Many investors in 2008 have either:
1. Held Cash in 2008, ready to invest, but have not.
2. Sold the Market Short, made good money, and want to know what’s next.
3. Have beaten the Market so far this year with your savey investments without shorting
4. Have been close to Stock Market Averages
5. Have lost some value so far this year with your Buy and Hold investment style.
6. Have investments doing worse than the overall Stock Market.
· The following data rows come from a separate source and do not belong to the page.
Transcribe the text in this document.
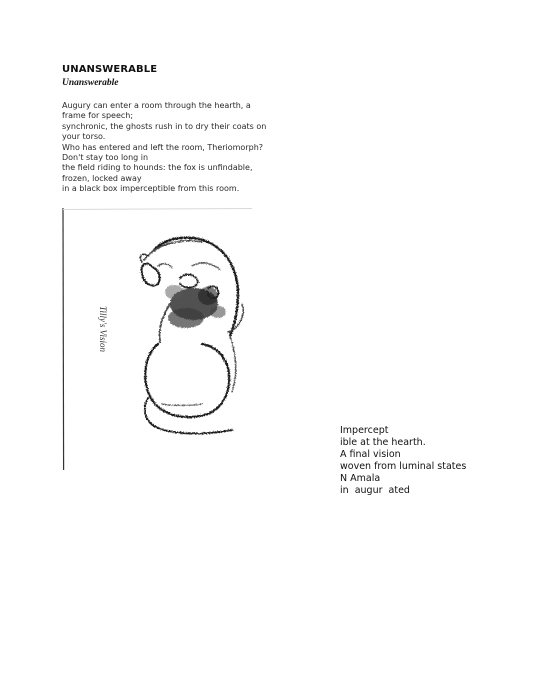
UNANSWERABLE
Unanswerable
Augury can enter a room through the hearth, a
frame for speech;
synchronic, the ghosts rush in to dry their coats on
your torso.
Who has entered and left the room, Theriomorph?
Don't stay too long in
the field riding to hounds: the fox is unfindable,
frozen, locked away
in a black box imperceptible from this room.
Tilly's Vision
Impercept
ible at the hearth.
A final vision
woven from luminal states
N Amala
in  augur  ated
6. Held your investments in CD’s
Okay first of all, Blogs are kind of new to me as far as accepting comments and I have now reviewed and accepted non-spam comments to this Blog (Do you see these?) as opinions of readers are important to those who have taken the time to respond to my postings. It is okay for any views from what I see, as if we had perfect vision, we would all be multi-millioneres, right? (Remember — “Skin The Cat” We learn from the postings of multiple sources, and we make our own path into the investment world from these learnings.
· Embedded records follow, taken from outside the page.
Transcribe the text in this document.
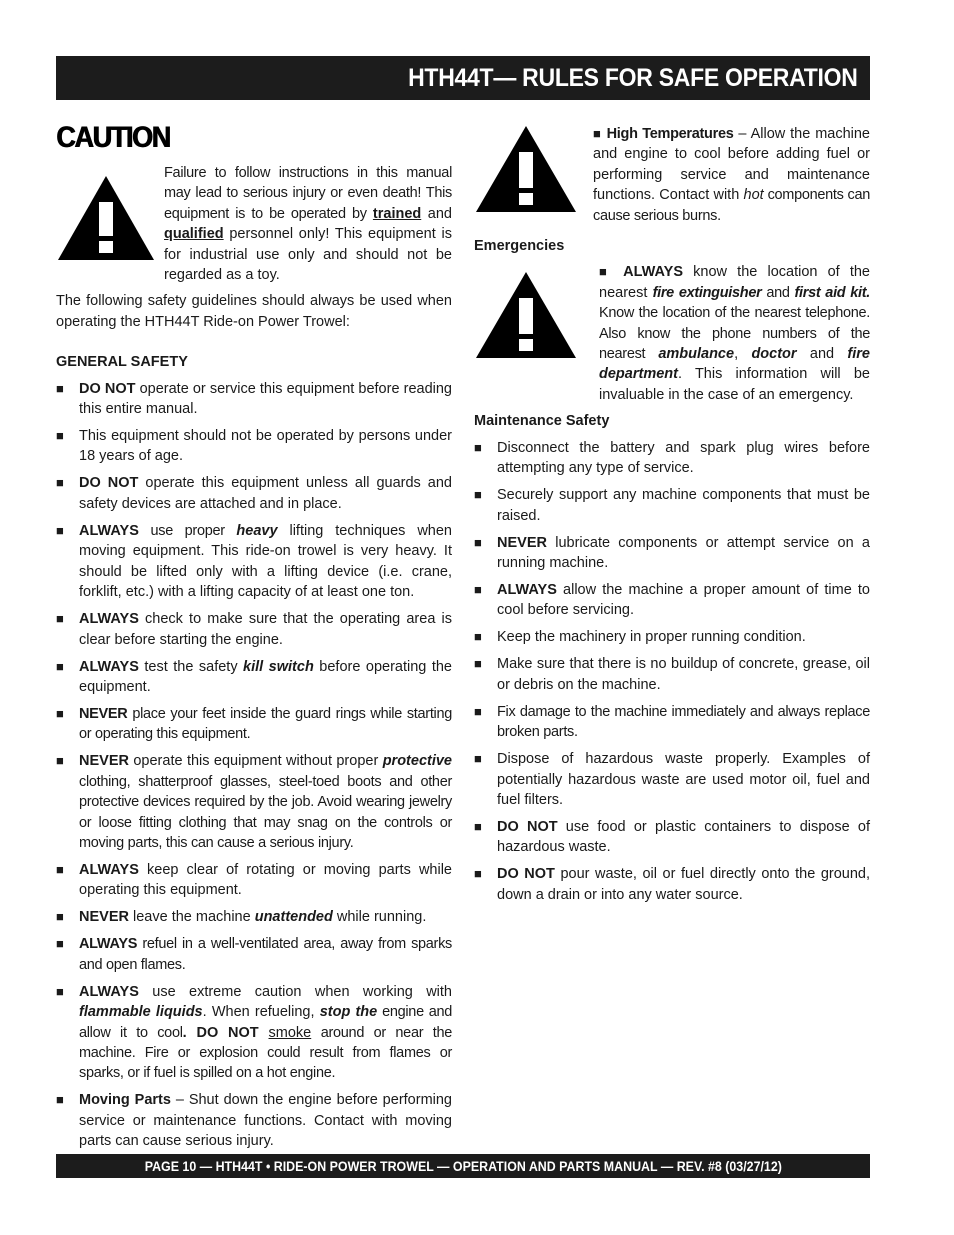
HTH44T— RULES FOR SAFE OPERATION
CAUTION

Failure to follow instructions in this manual may lead to serious injury or even death! This equipment is to be operated by trained and qualified personnel only! This equipment is for industrial use only and should not be regarded as a toy.

The following safety guidelines should always be used when operating the HTH44T Ride-on Power Trowel:

GENERAL SAFETY
■	DO NOT operate or service this equipment before reading this entire manual.
■	This equipment should not be operated by persons under 18 years of age.
■	DO NOT operate this equipment unless all guards and safety devices are attached and in place.
■	ALWAYS use proper heavy lifting techniques when moving equipment. This ride-on trowel is very heavy. It should be lifted only with a lifting device (i.e. crane, forklift, etc.) with a lifting capacity of at least one ton.
■	ALWAYS check to make sure that the operating area is clear before starting the engine.
■	ALWAYS test the safety kill switch before operating the equipment.
■	NEVER place your feet inside the guard rings while starting or operating this equipment.
■	NEVER operate this equipment without proper protective clothing, shatterproof glasses, steel-toed boots and other protective devices required by the job. Avoid wearing jewelry or loose fitting clothing that may snag on the controls or moving parts, this can cause a serious injury.
■	ALWAYS keep clear of rotating or moving parts while operating this equipment.
■	NEVER leave the machine unattended while running.
■	ALWAYS refuel in a well-ventilated area, away from sparks and open flames.
■	ALWAYS use extreme caution when working with flammable liquids. When refueling, stop the engine and allow it to cool. DO NOT smoke around or near the machine. Fire or explosion could result from flames or sparks, or if fuel is spilled on a hot engine.
■	Moving Parts – Shut down the engine before performing service or maintenance functions. Contact with moving parts can cause serious injury.

■ High Temperatures – Allow the machine and engine to cool before adding fuel or performing service and maintenance functions. Contact with hot components can cause serious burns.

Emergencies

■ ALWAYS know the location of the nearest fire extinguisher and first aid kit. Know the location of the nearest telephone. Also know the phone numbers of the nearest ambulance, doctor and fire department. This information will be invaluable in the case of an emergency.

Maintenance Safety
■	Disconnect the battery and spark plug wires before attempting any type of service.
■	Securely support any machine components that must be raised.
■	NEVER lubricate components or attempt service on a running machine.
■	ALWAYS allow the machine a proper amount of time to cool before servicing.
■	Keep the machinery in proper running condition.
■	Make sure that there is no buildup of concrete, grease, oil or debris on the machine.
■	Fix damage to the machine immediately and always replace broken parts.
■	Dispose of hazardous waste properly. Examples of potentially hazardous waste are used motor oil, fuel and fuel filters.
■	DO NOT use food or plastic containers to dispose of hazardous waste.
■	DO NOT pour waste, oil or fuel directly onto the ground, down a drain or into any water source.
PAGE 10 — HTH44T • RIDE-ON POWER TROWEL — OPERATION AND PARTS MANUAL — REV. #8 (03/27/12)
One question I am asked is “What do you think the market will do next year?” (let along next hour, day, month, etc.) I can only say there is a lot of both subjective and objective opionions on this. There are those who use technical analysis (stock or mutual fund chart patterns) to provide market forecasts (sometimes down to the minute), and then there are those who look at economic trends (Stock price to earnings historical values) to suggest this is a buying or selling opportunity. My answer is “I really do not know, I can only suggest to you to make investment decisions based on your own research including analysis inputs from successful investors. The more time you spend on investments, I believe the better off you will be. Will FUND XYZ go up, Will Stock ABC go down?” As always the answers, from my perspective is the same “I really do not know?” But what I do is look at probabilities based on past performance. in other words, if Mutual Fund JKL has done well over a recent time period (from 90 days to 3 years in my case), would I buy it or should I sell it?) For the 90 day analysis, I trade Mutual Funds once per month on this basis. For a 3-year analysis, I would trade at the end of any given year. Both approaches have beaten the overall Market on a long term basis when back tested (be cautious on this note, as back testing can be what I call “curve fiting”, with the once per month result being best, as expected since it can react to Market changes in a more timely way). (As a side note, a real good trader can do much better, yet when you look at Hedge Fund results, you wonder just how many great traders are out there). Personally, I have found trading stocks on a short term basis providing the best performance, with stock selections being based upon the previous economic data from the past couple of weeks coupled with technical indicators, especially price momentum. For Mutual Funds, monthly trading has done the best for me (keeping in mind the rules of short term trading fees of mutual funds, as many funds punish you if you trade within a required time frame.)
Not all investors wish to look at stock charts, earnings reports, recent market performance, moving averages, volume data, etc. since to go this route requires time they wish to spend in ”Life”, whether it be hiking in the Alps or your neighborhood, crusing on the Medeterrian or picknicking on a nearby lake, or just enjoying an eveining dinner with candle lights. They do, however, wish to see their investments grow given their choices of time they wish to spend on such. — sounds simple, but as we all know investing is never quite simple.
To answer the question of this particular Blog posting, it is best to look at how the Market moves. The Stock Market is a predictor of not today as this is what everyone already knows, but the vision is for many months from now. What Fund Managers try to do, is say “okay, this market sector is not doing well now, but 6 months from now it will be a top performer.” Take a look a Financial stocks and funds. Those bank stocks that have lost a bundle this year, yet are starting to move back as the market analysis types are thinking that Banks will finanally recover as the mortgage mess subsides. Will they continue an uptrend? What about inflantioneffects? Both good questions. From what I observe, the Market is looking at Small Capitalization Stocks right now. This has been an outperforming on a long term basis. These are companies that are likely new, growing in sales, yet not large enough that the overall market has recognized them as performers of the future. I would not have said that a couple of years ago, but recent overperformance of this group suggests otherwise.
Olay, it has been suggested I keep the Blog postings short and I will sign off here. Just a comment though is that likely my next postings needs what is called a Disclosure Statement - you know the small print that says you may lose money with any investment. I am still working on a proper statement to such.